The Alpha processor from the Digital Equipment Corporation (DEC) is the first non-Intel-based processor on which Linux was commercially available and is substantially different from its Intel cousins. The most significant difference is that the Alpha AXP is a Reduced Instruction Set Computer (RISC), as compared to the Intel, which is a Complex Instruction Set Computer (CISC). Without turning this book into a textbook on microprocessor design, I can simply say that the difference is that RISC has fewer instructions (the instruction set is reduced) and therefore takes more instructions to do a specific job. A CISC processor has more instructions and takes fewer instructions to do the same job.
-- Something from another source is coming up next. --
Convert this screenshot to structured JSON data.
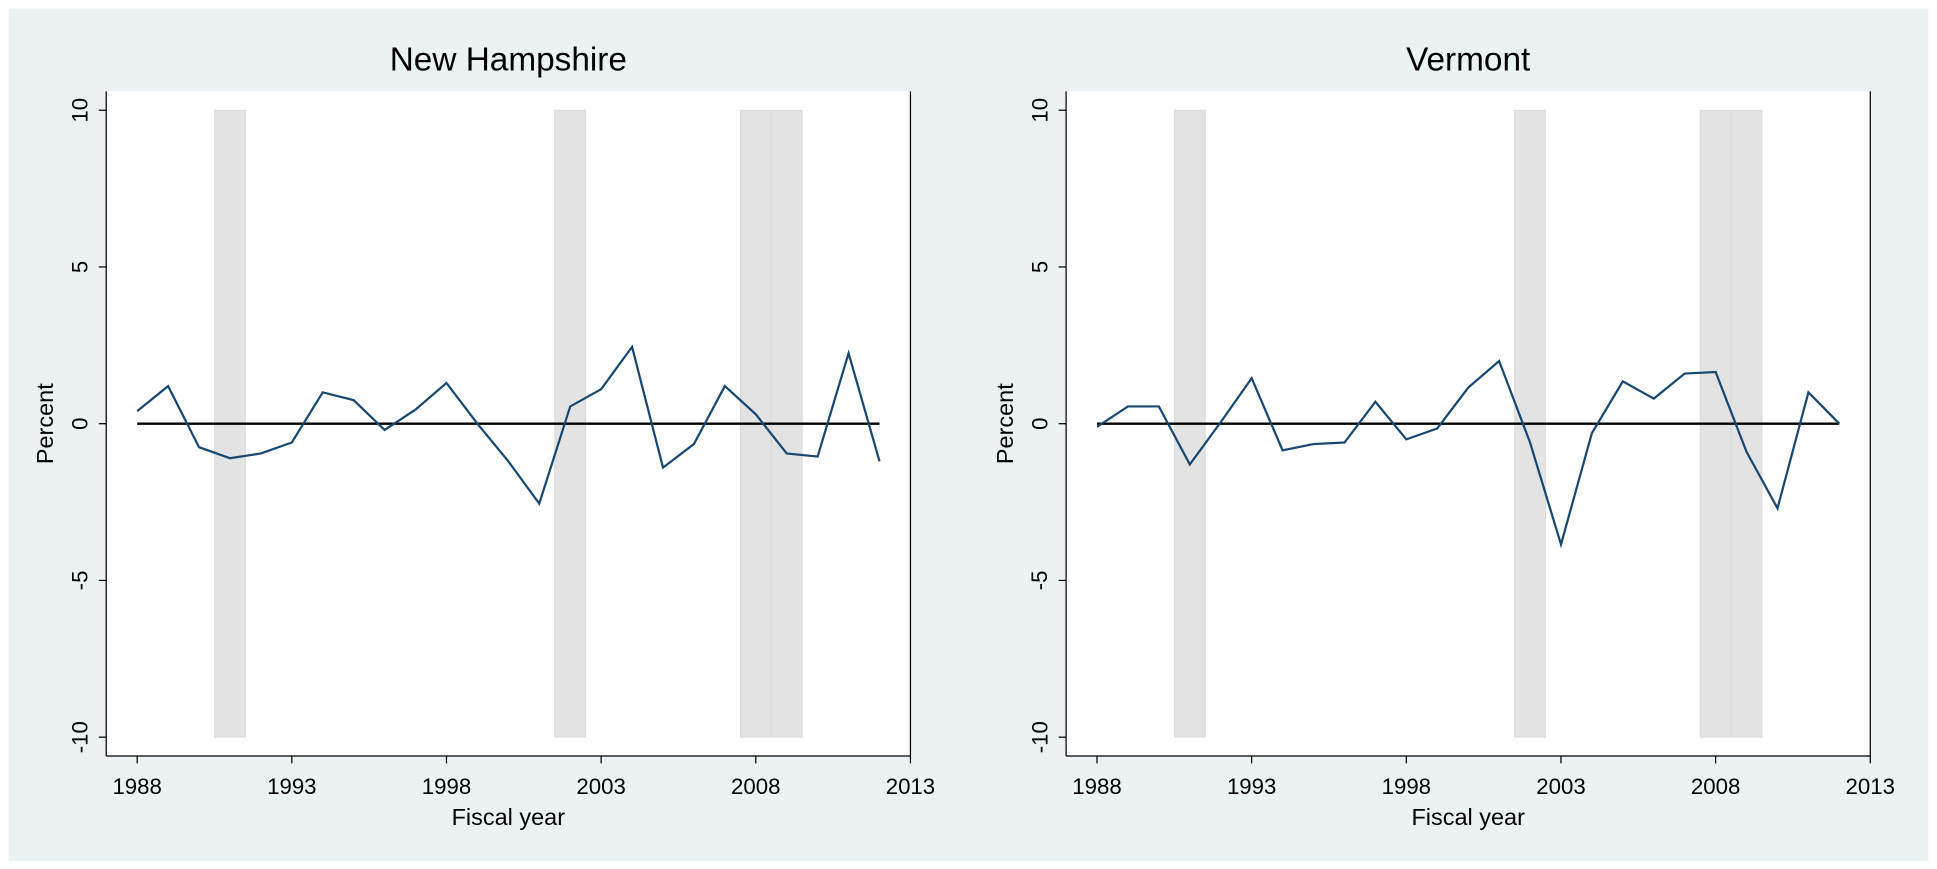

Imagine someone told you to stand up and open the door. The CISC instruction might simply say, “Go open the door.” Using what’s built into your CPU (your brain), you know to translate this to “stand up and open the door.” On the other hand, the RISC instructions might be “Stand up. Turn left and take two paces forward. Turn right, and take three paces forward. Raise right hand, etc.” There might then be a CISC instruction that says, “Go open the window.” However, the RISC instructions might be “Stand up. Turn left, and take two paces forward. Turn left, and take three paces forward, etc.”

Not only does the CISC give fewer instructions, it also requires less logic circuitry. As a result, an Alpha AXP processor can run at higher speeds than an Intel. This does not make the Alpha AXP intrinsically faster! Take our example. I simply tell you to open the window, and you do it. However, giving you each instruction individually takes more time. One significant difference is that when the PentiumPro just broke the 200Mhz barrier, the Alphas were more than twice that.

Even if the increase in clock speed is not considered, the design of the Alpha AXP enables it to do more work per cycle. Several issues were addressed to help eliminate any aspect of the processor that would hinder multiple instruction issues. For example, there are no branch delay or skip instructions. As a result of its design, the Alpha AXP (as of this writing) can get up to 10 new instructions per cycle.

In addition, the Alpha AXP was designed to run with multiple processors, though that’s not to say that it can’t run as a single processor. The Alpha AXP was designed with several instructions that simplify adding multiple processors. Unlike other processors, this functionality was designed from the beginning and didn’t have to be built onto an existing system.

One advantage of Alpha AXP is that it doesn’t have a lot of baggage to carry around. The Intel 80×86 family is based on the 8086 and is completely backward-compatible. If you have an 8086 program, it will run on an PentiumPro. The Alpha AXP was developed with a full 64-bit architecture, although it has a few 32-bit operations for backward compatibility.

Part of the 64-bit architecture is the Alphas 64-bit virtual address space. All values (registers, addresses, integers, etc.) are operated on as full 64-bit quantities. Unlike with the Intel processors, there are no segmented addresses. In some cases, the operating system may restrict the number of bits that is used to translate the virtual address; however, at least 43 bits are used.

Like the Intel, Alphas memory protection is done on a per-page basis. The design of the paging mechanism in Intel specifies a 4KiB page, but the Alpha AXP can have 8KiB, 16KiB, 32KiB, or even 64KiB pages. In addition, the Alpha AXP also uses many-to-one page mapping, as does the Intel, so that multiple processors can have a virtual memory address that references the same page in physical memory.

The Alpha AXP architecture is a 64-bit load/store RISC architecture designed with speed in mind. All registers are 64 bits in length; 32 integer registers and 32 floating point registers. Integer register 31 and floating point register 31 are used for null operations. A read from them generates a zero value and a write to them has no effect. All instructions are 32 bits long and memory operations are either reads or writes. The architecture allows different implementations so long as the implementations follow the architecture.

There are no instructions that operate directly on values stored in memory; all data manipulation is done between registers. So, if you want to increment a counter in memory, you first read it into a register, then modify it and write it out. The instructions only interact with each other by one instruction writing to a register or memory location and another register reading that register or memory location. One interesting feature of Alpha AXP is that there are instructions that can generate flags, such as testing if two registers are equal, the result is not stored in a processor status register, but is instead stored in a third register. This may seem strange at first, but removing this dependency from a status register means that it is much easier to build a CPU which can issue multiple instructions every cycle. Instructions on unrelated registers do not have to wait for each other to execute as they would if there were a single status register. The lack of direct operations on memory and the large number of registers also help issue multiple instructions.

The Alpha AXP architecture uses a set of subroutines, called privileged architecture library code (PALcode). PALcode is specific to the operating system, the CPU implementation of the Alpha AXP architecture and to the system hardware. These subroutines provide operating system primitives for context switching, interrupts, exceptions and memory management. These subroutines can be invoked by hardware or by CALL_PAL instructions. PALcode is written in standard Alpha AXP assembler with some implementation specific extensions to provide direct access to low level hardware functions, for example internal processor registers. PALcode is executed in PALmode, a privileged mode that stops some system events happening and allows the PALcode complete control of the physical system hardware.